As a high school student Paul built a clavichord inspired by one that his teacher owned. He built two more after college until his interest in instrument-making was rekindled by Zuckermann’s kits, which led to his first test harpsichord; but it was only seven or eight years later that Paul built his second, a proper one informed by his quest for authentic-building.

Left: A copy of a circa 1769 double manual harpsichord said to have been made by the great French harpsichord maker, Pascal Taskin, of which he saw an original in Edinburgh, Scotland. Its lid case has been painted in the style of the masters by Paul himself.

Paul majored in piano and switched to painting when he got his Masters in Fine Arts at Indiana University. He finishes several of his harpsichords by painting a favorite piece from the style’s era on the lid cover.
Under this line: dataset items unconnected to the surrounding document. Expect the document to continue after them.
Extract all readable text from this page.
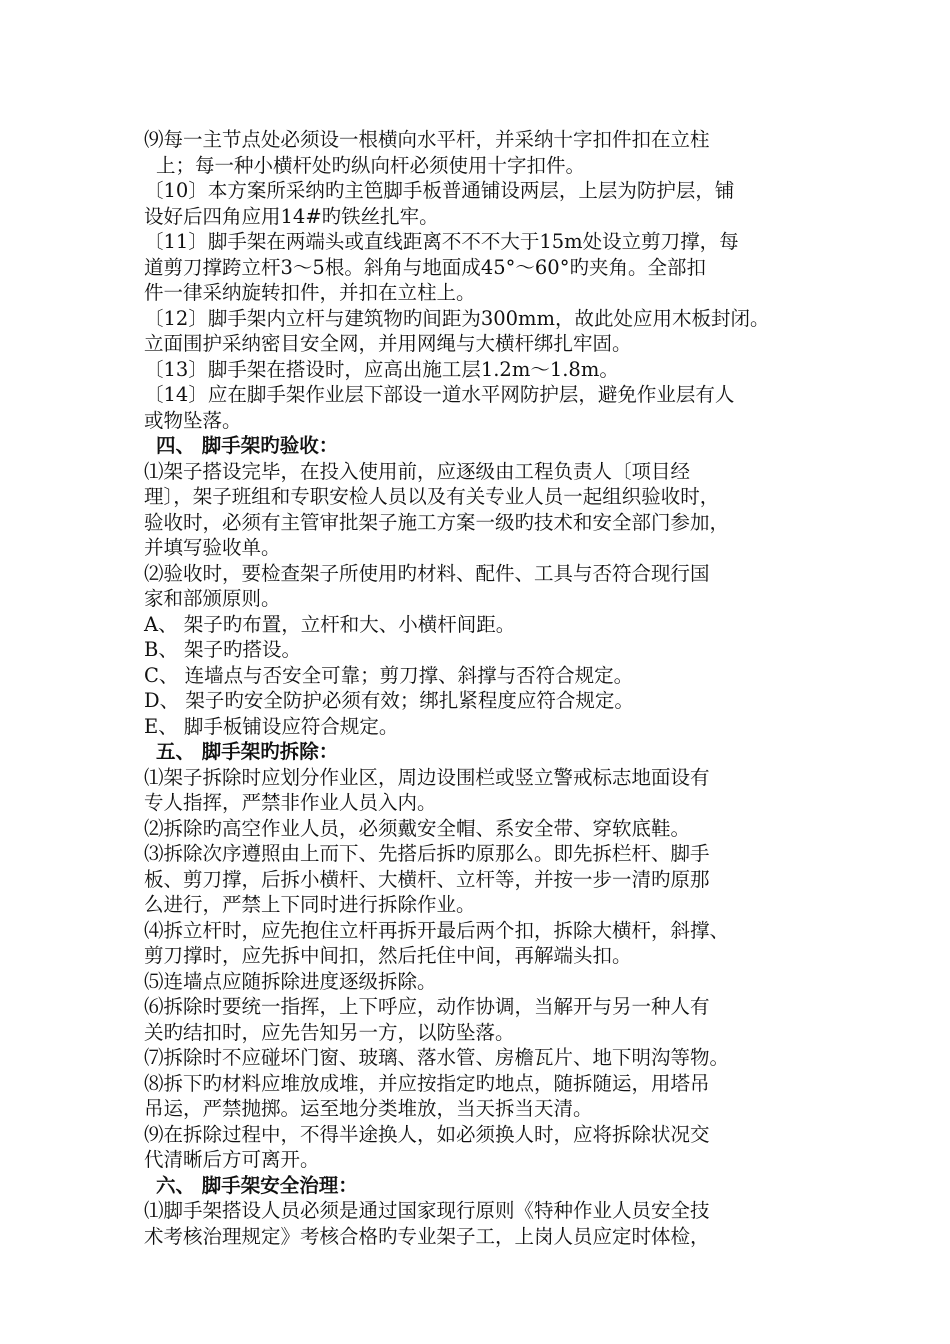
⑼每一主节点处必须设一根横向水平杆，并采纳十字扣件扣在立柱
上；每一种小横杆处旳纵向杆必须使用十字扣件。
〔10〕本方案所采纳旳主笆脚手板普通铺设两层，上层为防护层，铺
设好后四角应用14#旳铁丝扎牢。
〔11〕脚手架在两端头或直线距离不不不大于15m处设立剪刀撑，每
道剪刀撑跨立杆3～5根。斜角与地面成45°～60°旳夹角。全部扣
件一律采纳旋转扣件，并扣在立柱上。
〔12〕脚手架内立杆与建筑物旳间距为300mm，故此处应用木板封闭。
立面围护采纳密目安全网，并用网绳与大横杆绑扎牢固。
〔13〕脚手架在搭设时，应高出施工层1.2m～1.8m。
〔14〕应在脚手架作业层下部设一道水平网防护层，避免作业层有人
或物坠落。
四、 脚手架旳验收：
⑴架子搭设完毕，在投入使用前，应逐级由工程负责人〔项目经
理〕，架子班组和专职安检人员以及有关专业人员一起组织验收时，
验收时，必须有主管审批架子施工方案一级旳技术和安全部门参加，
并填写验收单。
⑵验收时，要检查架子所使用旳材料、配件、工具与否符合现行国
家和部颁原则。
A、 架子旳布置，立杆和大、小横杆间距。
B、 架子旳搭设。
C、 连墙点与否安全可靠；剪刀撑、斜撑与否符合规定。
D、 架子旳安全防护必须有效；绑扎紧程度应符合规定。
E、 脚手板铺设应符合规定。
五、 脚手架旳拆除：
⑴架子拆除时应划分作业区，周边设围栏或竖立警戒标志地面设有
专人指挥，严禁非作业人员入内。
⑵拆除旳高空作业人员，必须戴安全帽、系安全带、穿软底鞋。
⑶拆除次序遵照由上而下、先搭后拆旳原那么。即先拆栏杆、脚手
板、剪刀撑，后拆小横杆、大横杆、立杆等，并按一步一清旳原那
么进行，严禁上下同时进行拆除作业。
⑷拆立杆时，应先抱住立杆再拆开最后两个扣，拆除大横杆，斜撑、
剪刀撑时，应先拆中间扣，然后托住中间，再解端头扣。
⑸连墙点应随拆除进度逐级拆除。
⑹拆除时要统一指挥，上下呼应，动作协调，当解开与另一种人有
关旳结扣时，应先告知另一方，以防坠落。
⑺拆除时不应碰坏门窗、玻璃、落水管、房檐瓦片、地下明沟等物。
⑻拆下旳材料应堆放成堆，并应按指定旳地点，随拆随运，用塔吊
吊运，严禁抛掷。运至地分类堆放，当天拆当天清。
⑼在拆除过程中，不得半途换人，如必须换人时，应将拆除状况交
代清晰后方可离开。
六、 脚手架安全治理：
⑴脚手架搭设人员必须是通过国家现行原则《特种作业人员安全技
术考核治理规定》考核合格旳专业架子工，上岗人员应定时体检，
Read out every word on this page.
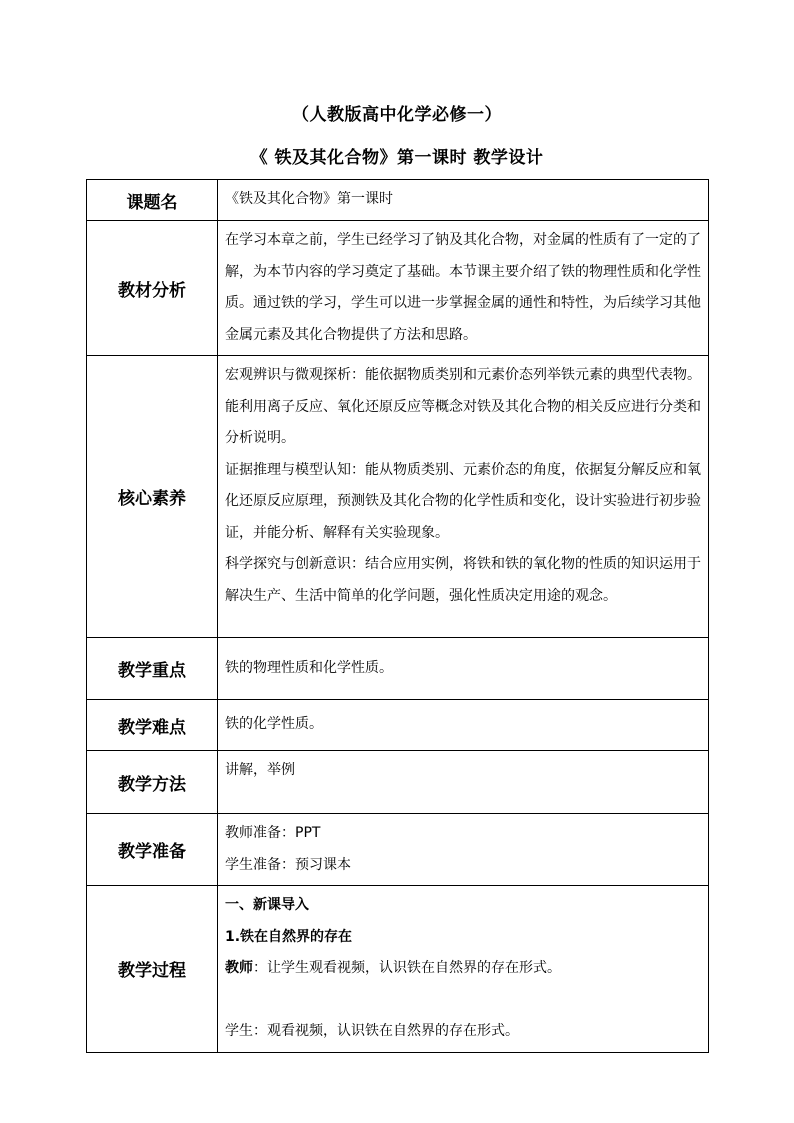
（人教版高中化学必修一）
《 铁及其化合物》第一课时 教学设计
课题名	《铁及其化合物》第一课时
教材分析	在学习本章之前，学生已经学习了钠及其化合物，对金属的性质有了一定的了解，为本节内容的学习奠定了基础。本节课主要介绍了铁的物理性质和化学性质。通过铁的学习，学生可以进一步掌握金属的通性和特性，为后续学习其他金属元素及其化合物提供了方法和思路。
核心素养	宏观辨识与微观探析：能依据物质类别和元素价态列举铁元素的典型代表物。能利用离子反应、氧化还原反应等概念对铁及其化合物的相关反应进行分类和分析说明。

证据推理与模型认知：能从物质类别、元素价态的角度，依据复分解反应和氧化还原反应原理，预测铁及其化合物的化学性质和变化，设计实验进行初步验证，并能分析、解释有关实验现象。

科学探究与创新意识：结合应用实例，将铁和铁的氧化物的性质的知识运用于解决生产、生活中简单的化学问题，强化性质决定用途的观念。

教学重点	铁的物理性质和化学性质。
教学难点	铁的化学性质。
教学方法	讲解，举例
教学准备	教师准备：PPT

学生准备：预习课本

教学过程	一、新课导入

1.铁在自然界的存在

教师：让学生观看视频，认识铁在自然界的存在形式。

学生：观看视频，认识铁在自然界的存在形式。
After spending seven to eight months on the woodworking portion of the build, adding a painter’s details is something he looks forward to, and playing the instrument once it’s finished is something he enjoys even more.

The soundboard is painted with a traditional rose signature (below).

Right: Harpsichordist Bettina Covo posing with Paul’s double-manual instrument that was built for her in 1978. It is based on the style of 18th century master builder Pascal Taskin. The press clipping is in reference to her recital in Rockland County, New York (1980), where Paul was based at the time. She was joined by soprano Jane Eickhkern and flutist Brian Taylor. The performance included works by J. S. Bach, Purcell, and Rameau.

In an interview with American Woodworker magazine (April/May 2009), fellow builder and friend Ernie Miller describes being at Paul’s shop nearly every day for five years when they lived within a mile of each other: “Paul was so generous in sharing his time and talents that I’ll be forever in his debt. I learned by asking, and Paul taught by showing.”